I especially love these comments:
"Don’t worry. I have no interest in telling you how to raise your children. Life will do that eventually. Just teach your children not to touch things that are not theirs (including produce at the grocery store or other people’s dogs – my God, some parents have no sense!), take them out of the restaurant when they have a screaming tantrum, do not drag them to R-rated films or to child-unfriendly businesses, especially past their bedtime, and don’t cajole them to bother me in public when I am minding my own business (this is called “babystalking”) – and you and I should be cool."
"Awww I don’t believe that many childfree people are bothering you with unsolicited advice. Childfree people usually try to stay far from children and their accompanying, simpleton mommies.
That’s my thing with mothers, not so much the fathers, is that you constantly think that someone gives a shit about your common kid.
You do, I presume the grandparents do.
But as for the rest of us, forget it."
" Of course the childless have something that none of you have; The very good sense not to breed in a world overflowing with humans.
Most of us don’t care about your kid, or your self-imposed “problems”. You had it, so you raise it. The only advice we want to give you is “get your tubes tied!”
Just don’t block the supermarket isles, sidewalks or doorways while you are doing so, or nearly cause car accidents messing with your spawn, or let your brat(s) scream, fuss, and/or run wild wherever they are, or expect us to cheerfully foot the bill for your tax credits and ever-rising school costs."
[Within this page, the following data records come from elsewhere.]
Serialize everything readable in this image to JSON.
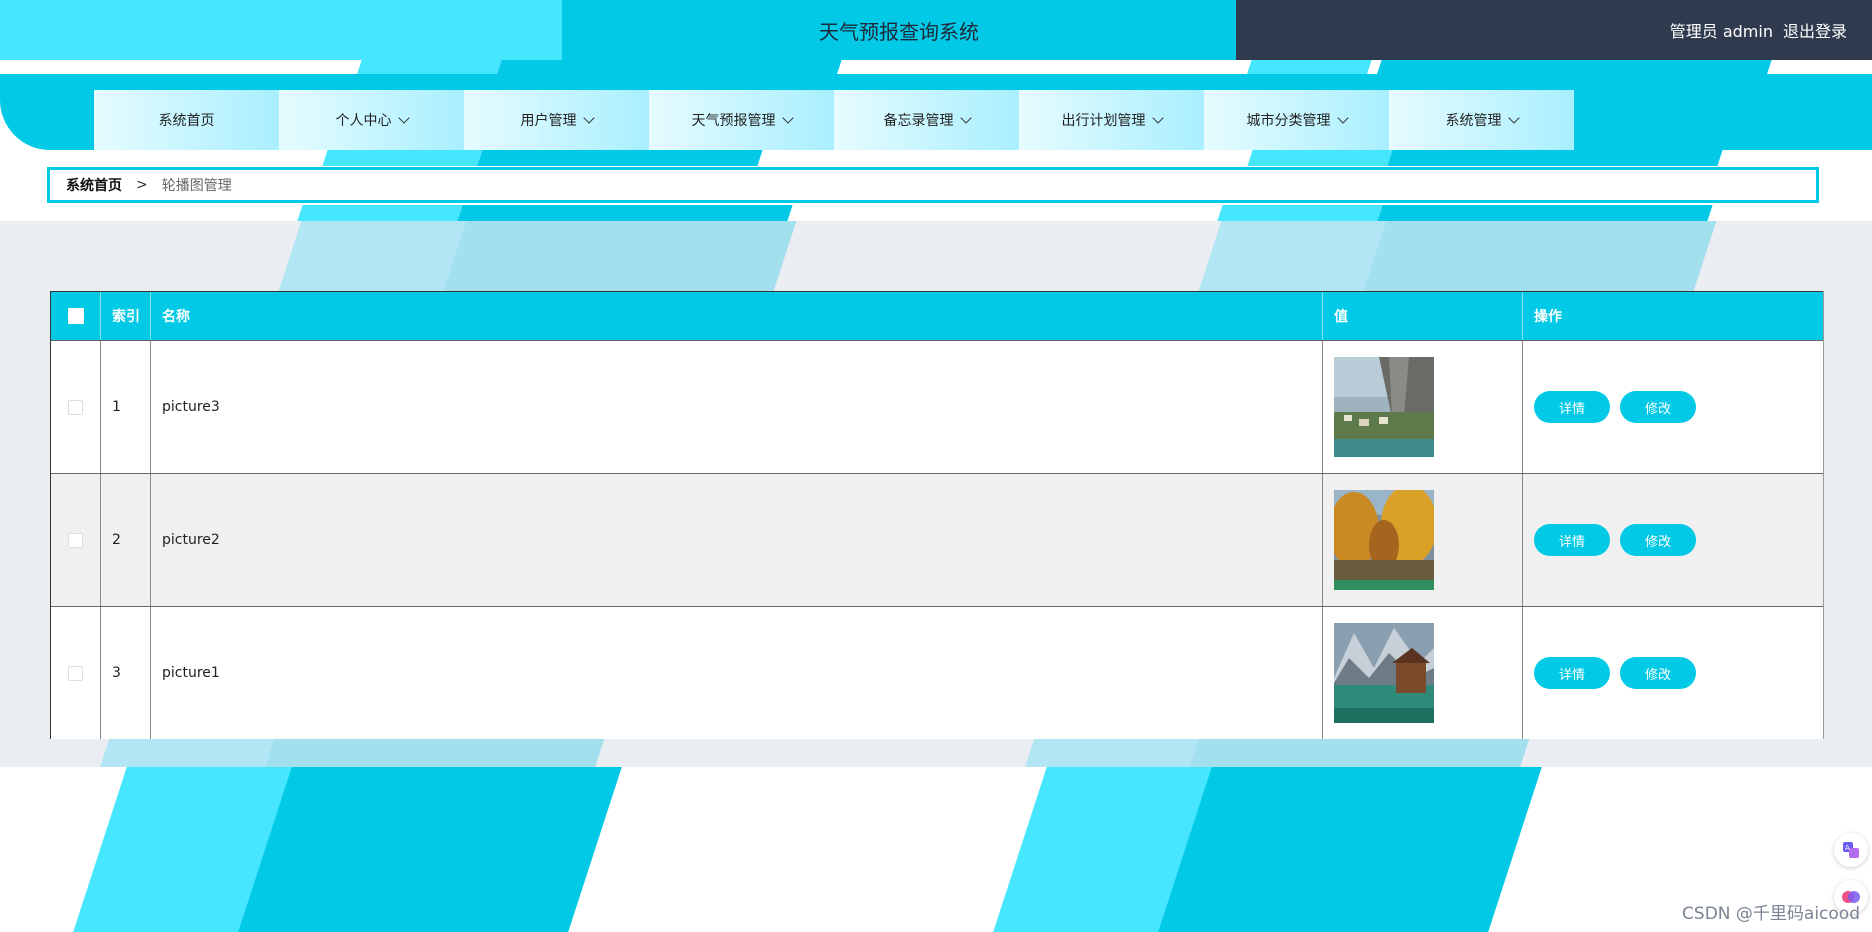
{
  "header": {
    "title": "天气预报查询系统",
    "user_label": "管理员 admin",
    "logout": "退出登录"
  },
  "nav": {
    "items": [
      {
        "label": "系统首页",
        "dropdown": false
      },
      {
        "label": "个人中心",
        "dropdown": true
      },
      {
        "label": "用户管理",
        "dropdown": true
      },
      {
        "label": "天气预报管理",
        "dropdown": true
      },
      {
        "label": "备忘录管理",
        "dropdown": true
      },
      {
        "label": "出行计划管理",
        "dropdown": true
      },
      {
        "label": "城市分类管理",
        "dropdown": true
      },
      {
        "label": "系统管理",
        "dropdown": true
      }
    ]
  },
  "breadcrumb": {
    "home": "系统首页",
    "separator": ">",
    "current": "轮播图管理"
  },
  "table": {
    "headers": [
      "索引",
      "名称",
      "值",
      "操作"
    ],
    "rows": [
      {
        "index": "1",
        "name": "picture3",
        "image": "cliff-town-landscape"
      },
      {
        "index": "2",
        "name": "picture2",
        "image": "autumn-trees-landscape"
      },
      {
        "index": "3",
        "name": "picture1",
        "image": "lake-mountain-landscape"
      }
    ],
    "actions": {
      "detail": "详情",
      "edit": "修改"
    }
  },
  "watermark": "CSDN @千里码aicood",
  "colors": {
    "primary": "#02c9e6",
    "light": "#46e6ff",
    "dark": "#2f3a4e",
    "content_bg": "#eaedf2"
  }
}
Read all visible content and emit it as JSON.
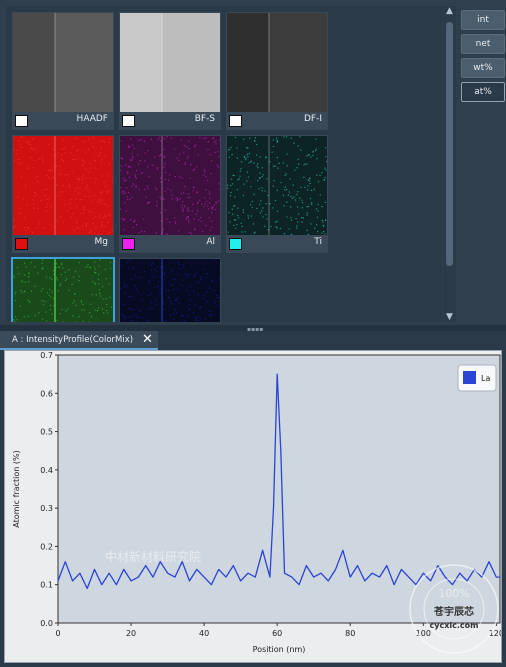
{
  "maps": [
    {
      "label": "HAADF",
      "swatch": "#ffffff",
      "kind": "gray",
      "tone": "#5a5a5a"
    },
    {
      "label": "BF-S",
      "swatch": "#ffffff",
      "kind": "gray",
      "tone": "#bdbdbd"
    },
    {
      "label": "DF-I",
      "swatch": "#ffffff",
      "kind": "gray",
      "tone": "#3c3c3c"
    },
    {
      "label": "Mg",
      "swatch": "#e01010",
      "kind": "color",
      "tone": "#d11010"
    },
    {
      "label": "Al",
      "swatch": "#ee22ee",
      "kind": "color",
      "tone": "#3f0f3f"
    },
    {
      "label": "Ti",
      "swatch": "#22eeee",
      "kind": "color",
      "tone": "#0c2425"
    },
    {
      "label": "",
      "swatch": "",
      "kind": "color",
      "tone": "#1a4a1a"
    },
    {
      "label": "",
      "swatch": "",
      "kind": "color",
      "tone": "#060a22"
    }
  ],
  "side_buttons": [
    "int",
    "net",
    "wt%",
    "at%"
  ],
  "active_button": "at%",
  "tab": {
    "title": "A : IntensityProfile(ColorMix)",
    "close_icon": "close-icon"
  },
  "chart_data": {
    "type": "line",
    "title": "",
    "xlabel": "Position (nm)",
    "ylabel": "Atomic fraction (%)",
    "xlim": [
      0,
      121
    ],
    "ylim": [
      0,
      0.7
    ],
    "xticks": [
      0,
      20,
      40,
      60,
      80,
      100,
      120
    ],
    "yticks": [
      0.0,
      0.1,
      0.2,
      0.3,
      0.4,
      0.5,
      0.6,
      0.7
    ],
    "grid": false,
    "legend_position": "top-right",
    "series": [
      {
        "name": "La",
        "color": "#2a44d4",
        "x": [
          0,
          2,
          4,
          6,
          8,
          10,
          12,
          14,
          16,
          18,
          20,
          22,
          24,
          26,
          28,
          30,
          32,
          34,
          36,
          38,
          40,
          42,
          44,
          46,
          48,
          50,
          52,
          54,
          56,
          58,
          59,
          60,
          61,
          62,
          64,
          66,
          68,
          70,
          72,
          74,
          76,
          78,
          80,
          82,
          84,
          86,
          88,
          90,
          92,
          94,
          96,
          98,
          100,
          102,
          104,
          106,
          108,
          110,
          112,
          114,
          116,
          118,
          120,
          121
        ],
        "y": [
          0.11,
          0.16,
          0.11,
          0.13,
          0.09,
          0.14,
          0.1,
          0.13,
          0.1,
          0.14,
          0.11,
          0.12,
          0.15,
          0.12,
          0.16,
          0.13,
          0.12,
          0.16,
          0.11,
          0.14,
          0.12,
          0.1,
          0.14,
          0.12,
          0.15,
          0.11,
          0.13,
          0.12,
          0.19,
          0.12,
          0.3,
          0.65,
          0.45,
          0.13,
          0.12,
          0.1,
          0.15,
          0.12,
          0.13,
          0.11,
          0.14,
          0.19,
          0.12,
          0.15,
          0.11,
          0.13,
          0.12,
          0.15,
          0.1,
          0.14,
          0.12,
          0.1,
          0.13,
          0.11,
          0.15,
          0.12,
          0.1,
          0.13,
          0.11,
          0.14,
          0.12,
          0.16,
          0.12,
          0.12
        ]
      }
    ]
  },
  "watermarks": [
    "中材新材料研究院",
    "100%",
    "苍宇辰芯",
    "cycxic.com"
  ]
}
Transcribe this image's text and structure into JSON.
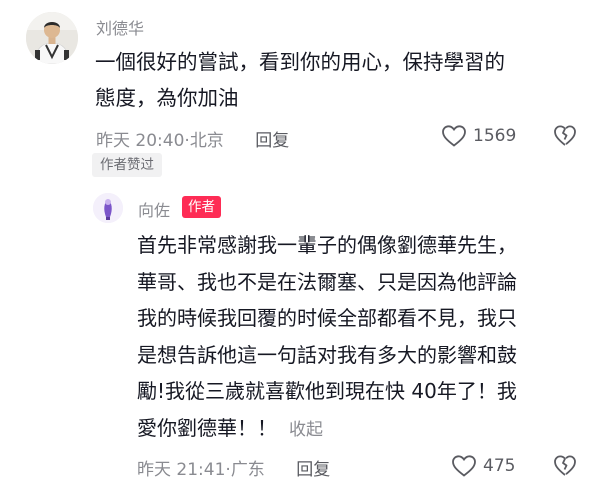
{
  "top_comment": {
    "username": "刘德华",
    "text_lines": [
      "一個很好的嘗試，看到你的用心，保持學習的",
      "態度，為你加油"
    ],
    "time": "昨天 20:40",
    "location": "北京",
    "reply_label": "回复",
    "likes": "1569",
    "author_liked_badge": "作者赞过"
  },
  "reply": {
    "username": "向佐",
    "author_tag": "作者",
    "text_lines": [
      "首先非常感謝我一輩子的偶像劉德華先生，",
      "華哥、我也不是在法爾塞、只是因為他評論",
      "我的時候我回覆的时候全部都看不見，我只",
      "是想告訴他這一句話对我有多大的影響和鼓",
      "勵!我從三歲就喜歡他到現在快 40年了！我",
      "愛你劉德華！！"
    ],
    "collapse_label": "收起",
    "time": "昨天 21:41",
    "location": "广东",
    "reply_label": "回复",
    "likes": "475"
  },
  "colors": {
    "secondary_text": "#8a8b91",
    "primary_text": "#161823",
    "author_tag_bg": "#fe2c55",
    "badge_bg": "#f1f1f2"
  },
  "icons": [
    "heart-outline-icon",
    "broken-heart-icon"
  ]
}
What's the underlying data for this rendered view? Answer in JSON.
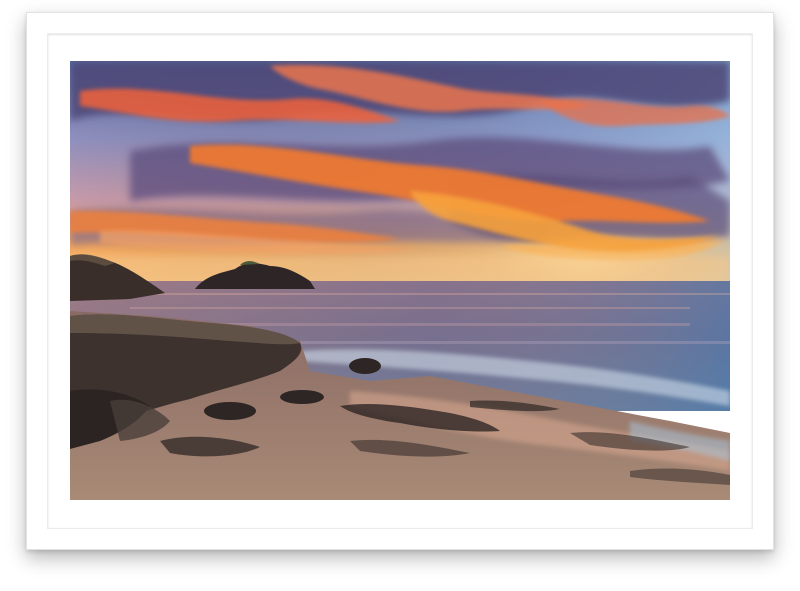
{
  "artwork": {
    "subject": "seascape-sunset",
    "frame_color": "#ffffff",
    "mat_color": "#ffffff",
    "palette": {
      "sky_top": "#5b7fb8",
      "sky_mid": "#9aa8d0",
      "horizon_glow": "#f6b15a",
      "cloud_fire": "#f06a2a",
      "cloud_purple": "#5a4a78",
      "sea": "#5a6f96",
      "sea_light": "#8fb3d6",
      "rock": "#3a302c",
      "sand": "#9a7a68"
    }
  }
}
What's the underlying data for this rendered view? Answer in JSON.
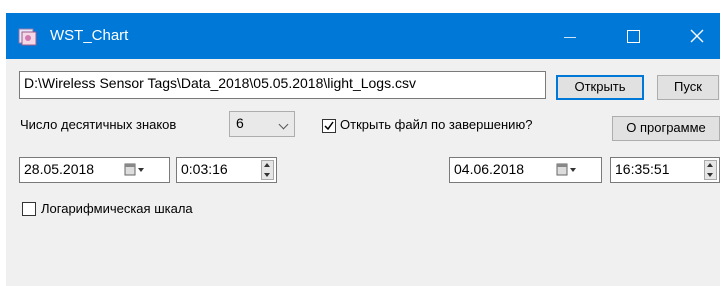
{
  "window": {
    "title": "WST_Chart",
    "accent": "#0078d7"
  },
  "file": {
    "path": "D:\\Wireless Sensor Tags\\Data_2018\\05.05.2018\\light_Logs.csv"
  },
  "buttons": {
    "open": "Открыть",
    "start": "Пуск",
    "about": "О программе"
  },
  "decimals": {
    "label": "Число десятичных знаков",
    "value": "6"
  },
  "open_on_finish": {
    "label": "Открыть файл по завершению?",
    "checked": true
  },
  "start_date": {
    "date": "28.05.2018",
    "time": "0:03:16"
  },
  "end_date": {
    "date": "04.06.2018",
    "time": "16:35:51"
  },
  "log_scale": {
    "label": "Логарифмическая шкала",
    "checked": false
  }
}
And what about that? What about YOU seeing what we do RIGHT in stead of what we do wrong? What about thanking us for paying for your child's healthcare and education? (I don't know how much of this is applicable in where ever you live, but here in Sweden we even pay for your public transportation, and the buss is ALWAYS full of selfish idiots blocking the way with their buggies and whining about how horrible all the other travelers and busdriver is for not giving them more space and help and benefits and shit. Oh, I hate those people.
And even though I don't have children of my own, I have answered for others' children, both as a nanny and as a preschool teacher, and I have never needed to deal with a kid "acting out". I have never had any reason to punish any of them, because it really is enough to see that they don't need to be hungry, tired or angry, that they are seen and heard, listened to and treated like the intelligent persons they are. When explained beforehand what is expected of them, why and how they will be able to deliver, and explained later if something went wrong, why it went wrong and how they can deal with that, they will behave well. And, yes, being consequent is elementary.